Nella misura in cui c’è stata per Washington una priorità interna alla Siria, si è trattato della frammentazione del paese e della deriva islamista: qui si è innescata una dinamica perversa per cui il “non-intervento” indebolisce le poche forze moderate (e forse laiche) presenti sul terreno; intanto molti civili siriani incolpano comunque l’Occidente di perseguire i propri interessi ignorando la catastrofe umanitaria che sta colpendo quel popolo.
Insomma, tutte le ragioni di estrema prudenza che fin qui hanno condizionato Washington (e le capitali europee) restano valide; tuttavia, mentre aumentano le probabilità di essere comunque risucchiati controvoglia in qualche forma di intervento graduale in Siria, diventa più importante che mai elaborare un quadro diplomatico consensuale che consenta di gestire le ripercussioni del conflitto. In tal senso, i colloqui tra il segretario di Stato americano John Kerry e il suo omologo russo Sergey Lavrov sono un passaggio necessario: tra le tante e dure lezioni della vicenda irachena (con cui l’amministrazione Obama si confronta costantemente nel prendere le proprie decisioni sulla Siria), una è che qualunque operazione politico-militare deve poggiare su solide basi di consenso internazionale per limitare gli inevitabili danni collaterali e condividerne i costi.
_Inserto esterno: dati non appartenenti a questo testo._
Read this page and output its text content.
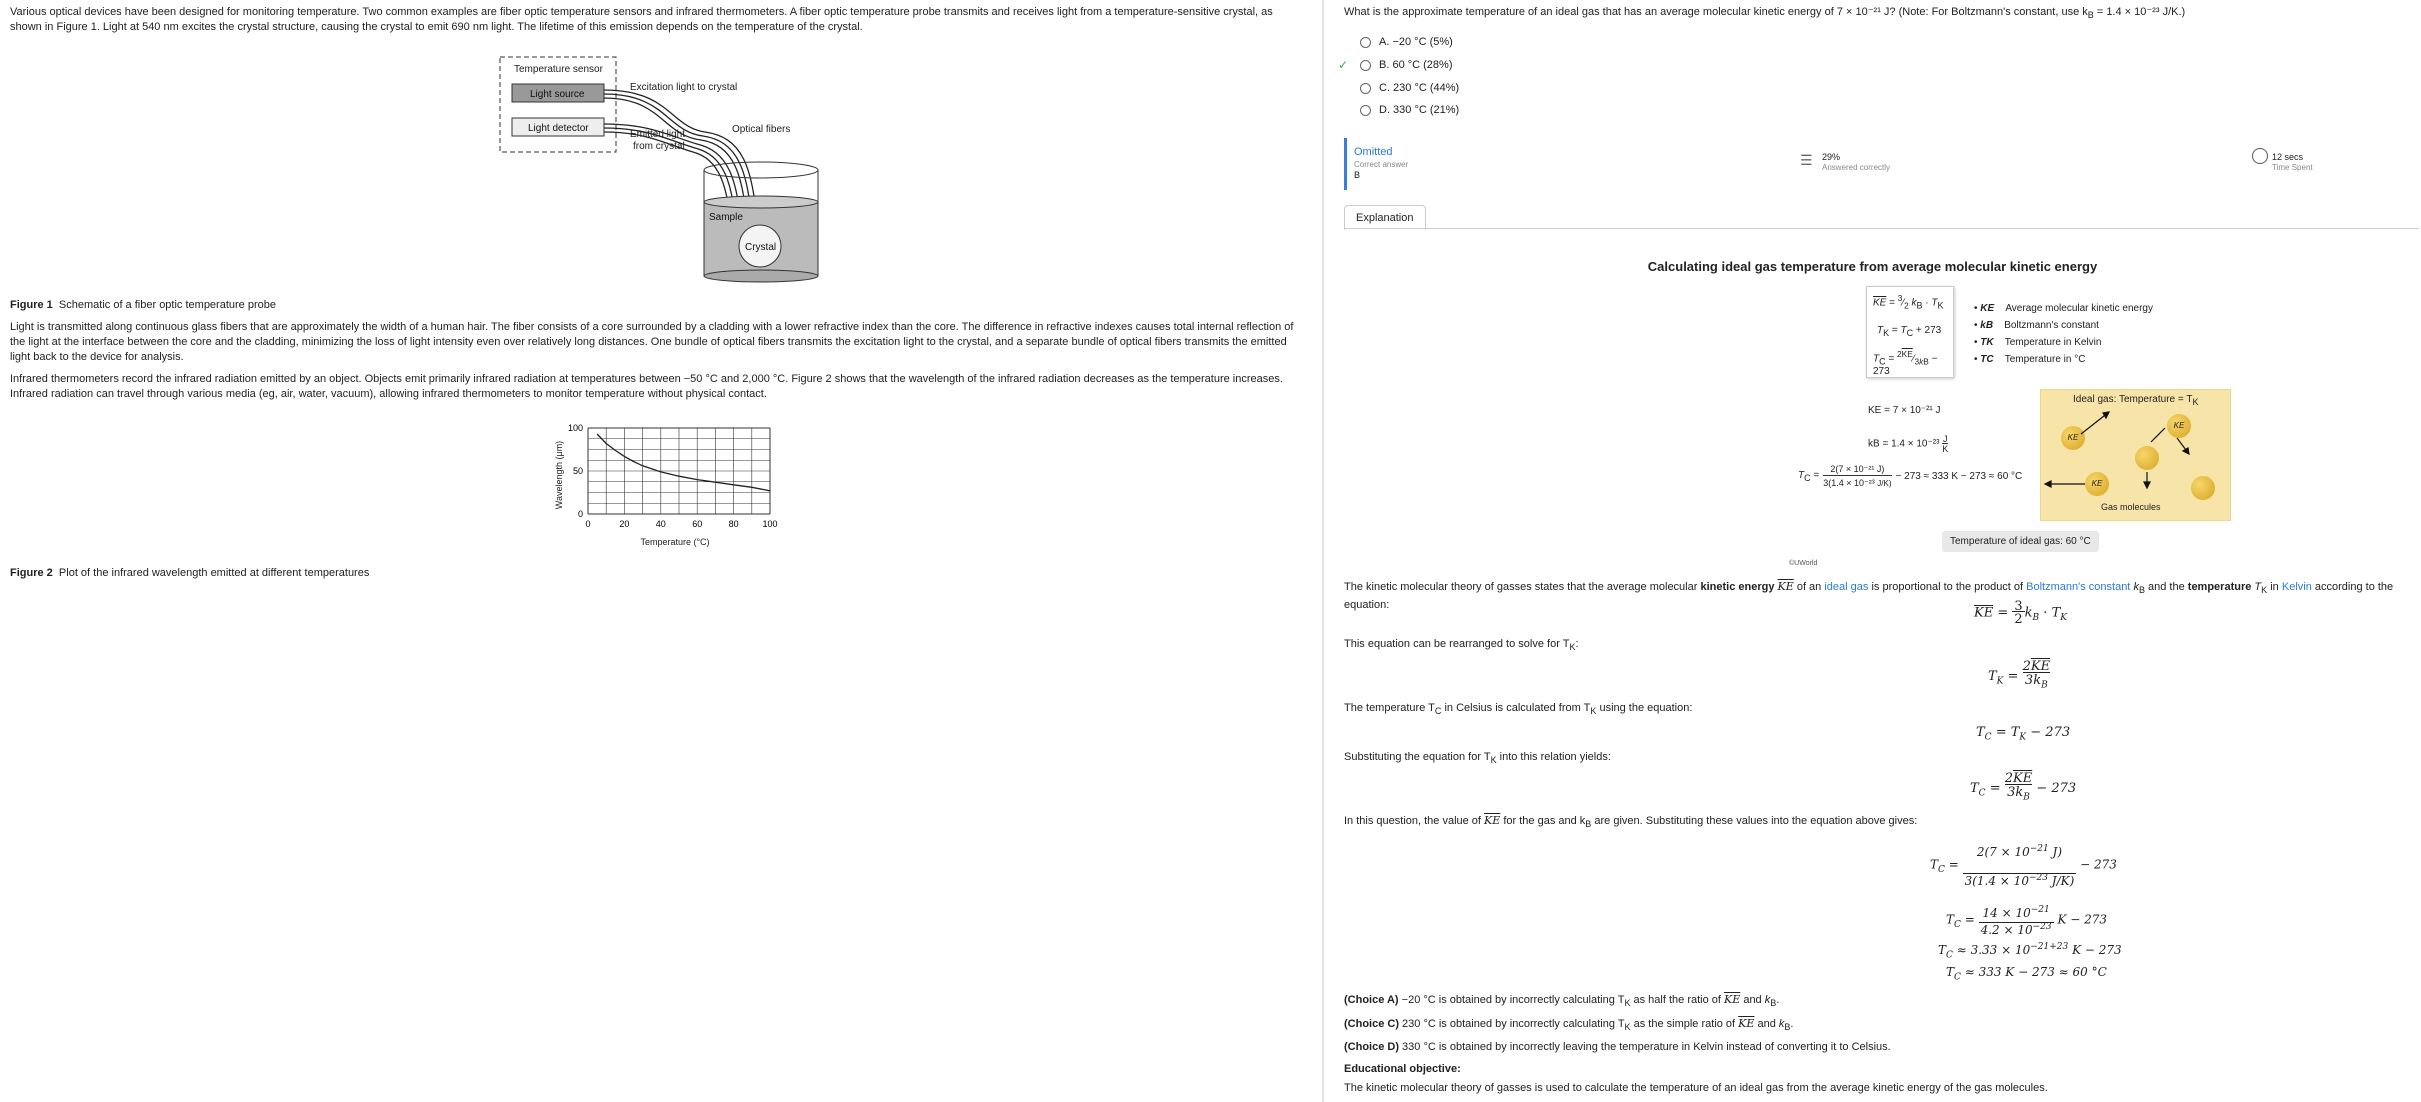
Various optical devices have been designed for monitoring temperature. Two common examples are fiber optic temperature sensors and infrared thermometers. A fiber optic temperature probe transmits and receives light from a temperature-sensitive crystal, as shown in Figure 1. Light at 540 nm excites the crystal structure, causing the crystal to emit 690 nm light. The lifetime of this emission depends on the temperature of the crystal.
Temperature sensor
Light source
Light detector
Excitation light to crystal
Emitted light
from crystal
Optical fibers
Sample
Crystal
Figure 1 Schematic of a fiber optic temperature probe
Light is transmitted along continuous glass fibers that are approximately the width of a human hair. The fiber consists of a core surrounded by a cladding with a lower refractive index than the core. The difference in refractive indexes causes total internal reflection of the light at the interface between the core and the cladding, minimizing the loss of light intensity even over relatively long distances. One bundle of optical fibers transmits the excitation light to the crystal, and a separate bundle of optical fibers transmits the emitted light back to the device for analysis.
Infrared thermometers record the infrared radiation emitted by an object. Objects emit primarily infrared radiation at temperatures between −50 °C and 2,000 °C. Figure 2 shows that the wavelength of the infrared radiation decreases as the temperature increases. Infrared radiation can travel through various media (eg, air, water, vacuum), allowing infrared thermometers to monitor temperature without physical contact.
0
50
100
0	20	40	60	80	100
Wavelength (μm)
Temperature (°C)
Figure 2 Plot of the infrared wavelength emitted at different temperatures
What is the approximate temperature of an ideal gas that has an average molecular kinetic energy of 7 × 10⁻²¹ J? (Note: For Boltzmann's constant, use $k_B = 1.4 \times 10^{-23}$ J/K.)
A. −20 °C (5%)
✓	B. 60 °C (28%)
C. 230 °C (44%)
D. 330 °C (21%)
Omitted
Correct answer
B
☰ 29%
Answered correctly
12 secs
Time Spent
Explanation
Calculating ideal gas temperature from average molecular kinetic energy
$\overline{KE}$ = $^3⁄_2$ $k_B \cdot T_K$
$T_K = T_C + 273$
$T_C$ = $^{2\overline{KE}}⁄_{3kB} - 273$
• KE Average molecular kinetic energy
• kB Boltzmann's constant
• TK Temperature in Kelvin
• TC Temperature in °C
KE = 7 × 10⁻²¹ J
kB = $1.4 \times 10^{-23} \frac{J}{K}$
$T_C = \frac{\text{2(7 × 10⁻²¹ J)}}{\text{3(1.4 × 10⁻²³ J/K)}} - 273 \approx 333$ K − 273 ≈ 60 °C
Ideal gas: Temperature = $T_K$
KE
KE
KE
Gas molecules
Temperature of ideal gas: 60 °C
©UWorld
The kinetic molecular theory of gasses states that the average molecular kinetic energy $\overline{KE}$ of an ideal gas is proportional to the product of Boltzmann's constant $k_B$ and the temperature $T_K$ in Kelvin according to the equation:
$\overline{KE} = 3$
2 $k_B \cdot T_K$
This equation can be rearranged to solve for $T_K$:
$T_K = 2\overline{KE}$
$3k_B$
The temperature $T_C$ in Celsius is calculated from $T_K$ using the equation:
$T_C = T_K - 273$
Substituting the equation for $T_K$ into this relation yields:
$T_C = 2\overline{KE}$
$3k_B - 273$
In this question, the value of $\overline{KE}$ for the gas and $k_B$ are given. Substituting these values into the equation above gives:
$T_C = 2(7 \times 10^{-21}$ J)
$3(1.4 \times 10^{-23}$ J/K) − 273
$T_C = 14 \times 10^{-21}$
$4.2 \times 10^{-23}$ K − 273
$T_C \approx 3.33 \times 10^{-21+23}$ K − 273
$T_C \approx 333$ K − 273 ≈ 60 °C
(Choice A) −20 °C is obtained by incorrectly calculating $T_K$ as half the ratio of $\overline{KE}$ and $k_B$.
(Choice C) 230 °C is obtained by incorrectly calculating $T_K$ as the simple ratio of $\overline{KE}$ and $k_B$.
(Choice D) 330 °C is obtained by incorrectly leaving the temperature in Kelvin instead of converting it to Celsius.
Educational objective:
The kinetic molecular theory of gasses is used to calculate the temperature of an ideal gas from the average kinetic energy of the gas molecules.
L’azione americana, pur con tutti i limiti oggettivi imposti dalle circostanze interne e regionali, diventa così decisamente più efficace.
Va comunque tenuta in conto una fondamentale differenza rispetto ad altre situazioni: nel caso siriano, è evidente da tempo che i paesi confinanti e vari gruppi con una capacità di penetrazione avranno – e già hanno, senza alcun dubbio – un ruolo attivo e cruciale nel ridefinire gli assetti del paese. Ciò vale tanto per gli alleati e i partner dell’Occidente, quanto per l’Iran e diverse forze jihadiste. Gli Stati Uniti e le altre potenze esterne all’area dovranno accompagnare o gestire queste influenze, non potendosi realisticamente opporsi ad esse in modo frontale. Tale considerazione ci riporta, ancora una volta, alla questione iraniana e a quella (quasi inseparabile) israeliana.